Re-formation of the Interphase Nucleus: Inactivation of Cdc2 at the end of mitosis leads to re-formation of the nuclear envelope and chromosome decondensation. Nuclear proteins are then selectively imported through nuclear pore complexes
1. You are studying a transcription factor that is regulated by phosphorylation of serine residues that inactivate its nuclear localization signal. How would mutating these serines to alanines affect subcellular localization of the transcription factor and expression of its target gene?
2. How would mutational inactivation of the nuclear export signal of a protein that normally shuttles back and forth between the nucleus and cytoplasm affect its subcellular distribution?
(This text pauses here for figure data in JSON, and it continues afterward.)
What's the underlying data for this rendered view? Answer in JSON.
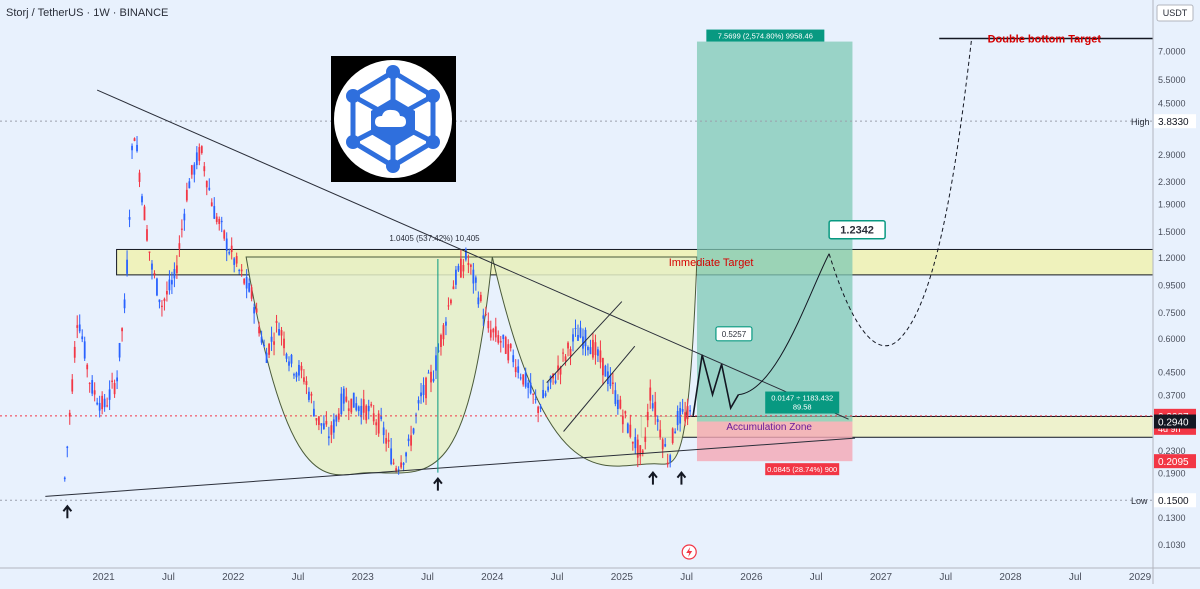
{
  "header": {
    "symbol_line": "Storj / TetherUS · 1W · BINANCE",
    "currency": "USDT"
  },
  "colors": {
    "background": "#e8f1fd",
    "bull_candle": "#2962ff",
    "bear_candle": "#f23645",
    "target_zone_fill": "#f2f2a6",
    "profit_zone_fill": "#7fc8b4",
    "loss_zone_fill": "#f4a7b4",
    "cup_fill": "#e6f0c6",
    "trendline": "#2a2e39",
    "target_label": "#d50000",
    "badge_green": "#089981",
    "badge_red": "#f23645",
    "badge_black": "#131722"
  },
  "icons": {
    "logo": "storj-cloud-hexagon-logo",
    "bottom_markers": "arrow-up-icon",
    "event_marker": "lightning-icon"
  },
  "chart_data": {
    "type": "candlestick",
    "y_scale": "log",
    "ylim": [
      0.09,
      10.8
    ],
    "y_ticks": [
      "7.0000",
      "5.5000",
      "4.5000",
      "3.8330",
      "2.9000",
      "2.3000",
      "1.9000",
      "1.5000",
      "1.2000",
      "0.9500",
      "0.7500",
      "0.6000",
      "0.4500",
      "0.3700",
      "0.3087",
      "0.2940",
      "0.2300",
      "0.2095",
      "0.1900",
      "0.1500",
      "0.1300",
      "0.1030"
    ],
    "y_tick_values": [
      7.0,
      5.5,
      4.5,
      3.833,
      2.9,
      2.3,
      1.9,
      1.5,
      1.2,
      0.95,
      0.75,
      0.6,
      0.45,
      0.37,
      0.3087,
      0.294,
      0.23,
      0.2095,
      0.19,
      0.15,
      0.13,
      0.103
    ],
    "x_ticks": [
      "2021",
      "Jul",
      "2022",
      "Jul",
      "2023",
      "Jul",
      "2024",
      "Jul",
      "2025",
      "Jul",
      "2026",
      "Jul",
      "2027",
      "Jul",
      "2028",
      "Jul",
      "2029"
    ],
    "x_tick_values": [
      2021.0,
      2021.5,
      2022.0,
      2022.5,
      2023.0,
      2023.5,
      2024.0,
      2024.5,
      2025.0,
      2025.5,
      2026.0,
      2026.5,
      2027.0,
      2027.5,
      2028.0,
      2028.5,
      2029.0
    ],
    "xlim": [
      2020.2,
      2029.1
    ],
    "price_series": {
      "name": "STORJUSDT",
      "x": [
        2020.7,
        2020.8,
        2020.9,
        2021.0,
        2021.1,
        2021.17,
        2021.23,
        2021.3,
        2021.37,
        2021.45,
        2021.55,
        2021.65,
        2021.75,
        2021.85,
        2021.95,
        2022.05,
        2022.15,
        2022.25,
        2022.35,
        2022.45,
        2022.55,
        2022.65,
        2022.75,
        2022.85,
        2022.95,
        2023.05,
        2023.15,
        2023.25,
        2023.35,
        2023.45,
        2023.55,
        2023.6,
        2023.7,
        2023.8,
        2023.9,
        2023.97,
        2024.05,
        2024.15,
        2024.25,
        2024.35,
        2024.45,
        2024.55,
        2024.65,
        2024.75,
        2024.85,
        2024.92,
        2025.0,
        2025.08,
        2025.16,
        2025.22,
        2025.3,
        2025.36,
        2025.42,
        2025.48,
        2025.54
      ],
      "y": [
        0.18,
        0.75,
        0.4,
        0.33,
        0.42,
        0.85,
        3.8,
        2.0,
        1.1,
        0.8,
        1.0,
        2.2,
        3.0,
        1.8,
        1.35,
        1.05,
        0.85,
        0.52,
        0.68,
        0.48,
        0.43,
        0.3,
        0.26,
        0.36,
        0.34,
        0.32,
        0.28,
        0.2,
        0.23,
        0.36,
        0.45,
        0.58,
        0.95,
        1.2,
        0.85,
        0.65,
        0.6,
        0.52,
        0.42,
        0.33,
        0.4,
        0.5,
        0.62,
        0.58,
        0.48,
        0.4,
        0.32,
        0.26,
        0.21,
        0.38,
        0.27,
        0.21,
        0.3,
        0.31,
        0.3087
      ]
    },
    "projection_path": {
      "x": [
        2025.55,
        2025.62,
        2025.7,
        2025.77,
        2025.84,
        2025.9,
        2026.0,
        2026.3,
        2026.6,
        2026.85,
        2027.1,
        2027.35,
        2027.55,
        2027.7
      ],
      "y": [
        0.3087,
        0.52,
        0.37,
        0.48,
        0.33,
        0.37,
        0.5,
        1.0,
        1.2342,
        0.75,
        0.57,
        0.95,
        2.5,
        7.7693
      ]
    },
    "levels": [
      {
        "name": "High",
        "value": 3.833,
        "label": "3.8330"
      },
      {
        "name": "Low",
        "value": 0.15,
        "label": "0.1500"
      },
      {
        "name": "Double bottom Target",
        "value": 7.7693,
        "label": "7.7693"
      },
      {
        "name": "last price",
        "value": 0.3087,
        "label": "0.3087",
        "countdown": "4d 9h"
      },
      {
        "name": "entry",
        "value": 0.294,
        "label": "0.2940"
      },
      {
        "name": "stop",
        "value": 0.2095,
        "label": "0.2095"
      }
    ],
    "zones": [
      {
        "label": "Immediate Target",
        "from": 1.03,
        "to": 1.28,
        "x_from": 2021.1,
        "x_to": 2029.1
      },
      {
        "label": "Accumulation Zone",
        "from": 0.257,
        "to": 0.307,
        "x_from": 2025.15,
        "x_to": 2029.1
      }
    ],
    "trade": {
      "entry": 0.294,
      "target": 7.5699,
      "stop": 0.2095,
      "profit_label": "7.5699 (2,574.80%) 9958.46",
      "loss_label": "0.0845 (28.74%) 900",
      "entry_label_line1": "0.0147 ÷ 1183.432",
      "entry_label_line2": "89.58"
    },
    "annotations": [
      {
        "text": "1.0405 (537.42%) 10,405",
        "x": 2023.9,
        "y": 1.5
      },
      {
        "text": "1.2342",
        "x": 2026.6,
        "y": 1.2342
      },
      {
        "text": "0.5257",
        "x": 2025.68,
        "y": 0.52
      },
      {
        "text": "Double bottom Target",
        "x": 2027.8,
        "y": 7.7693
      },
      {
        "text": "Immediate Target",
        "x": 2025.3,
        "y": 1.15
      },
      {
        "text": "Accumulation Zone",
        "x": 2026.0,
        "y": 0.28
      }
    ],
    "bottom_arrows": [
      {
        "x": 2020.72,
        "y": 0.15
      },
      {
        "x": 2023.58,
        "y": 0.19
      },
      {
        "x": 2025.24,
        "y": 0.2
      },
      {
        "x": 2025.46,
        "y": 0.2
      }
    ],
    "trendlines": [
      {
        "name": "upper resistance",
        "x": [
          2020.95,
          2026.75
        ],
        "y": [
          5.0,
          0.3
        ]
      },
      {
        "name": "lower support",
        "x": [
          2020.55,
          2026.8
        ],
        "y": [
          0.155,
          0.255
        ]
      },
      {
        "name": "channel upper",
        "x": [
          2024.42,
          2025.0
        ],
        "y": [
          0.41,
          0.82
        ]
      },
      {
        "name": "channel lower",
        "x": [
          2024.55,
          2025.1
        ],
        "y": [
          0.27,
          0.56
        ]
      }
    ],
    "cups": [
      {
        "name": "large cup",
        "x_from": 2022.1,
        "x_to": 2024.0,
        "bottom_x": 2023.05,
        "bottom_y": 0.19,
        "rim_y": 1.2
      },
      {
        "name": "small cup",
        "x_from": 2024.0,
        "x_to": 2025.58,
        "bottom_x": 2025.25,
        "bottom_y": 0.205,
        "rim_y": 1.2
      }
    ]
  }
}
3. You have constructed a mutant importin β that no longer binds to Ran. What effect would expression of this mutant importin have on the traffic of proteins between the nucleus and the cytoplasm?
4. Consider the construct (diagrammed below) in which a single enhancer (E) acts on two separate promoters (P1 and P2). How would insertion of an insulator between E and P1 affect transcription from P1 and P2? What about insertion of an insulator between P1 and P2?
5. Treatment of cells with actinomycin D (a general inhibitor of transcription) prevents the formation of nucleoli following mitosis. Treatment with α-amanitin (a specific inhibitor of RNA polymerase II) does not have this effect. Why?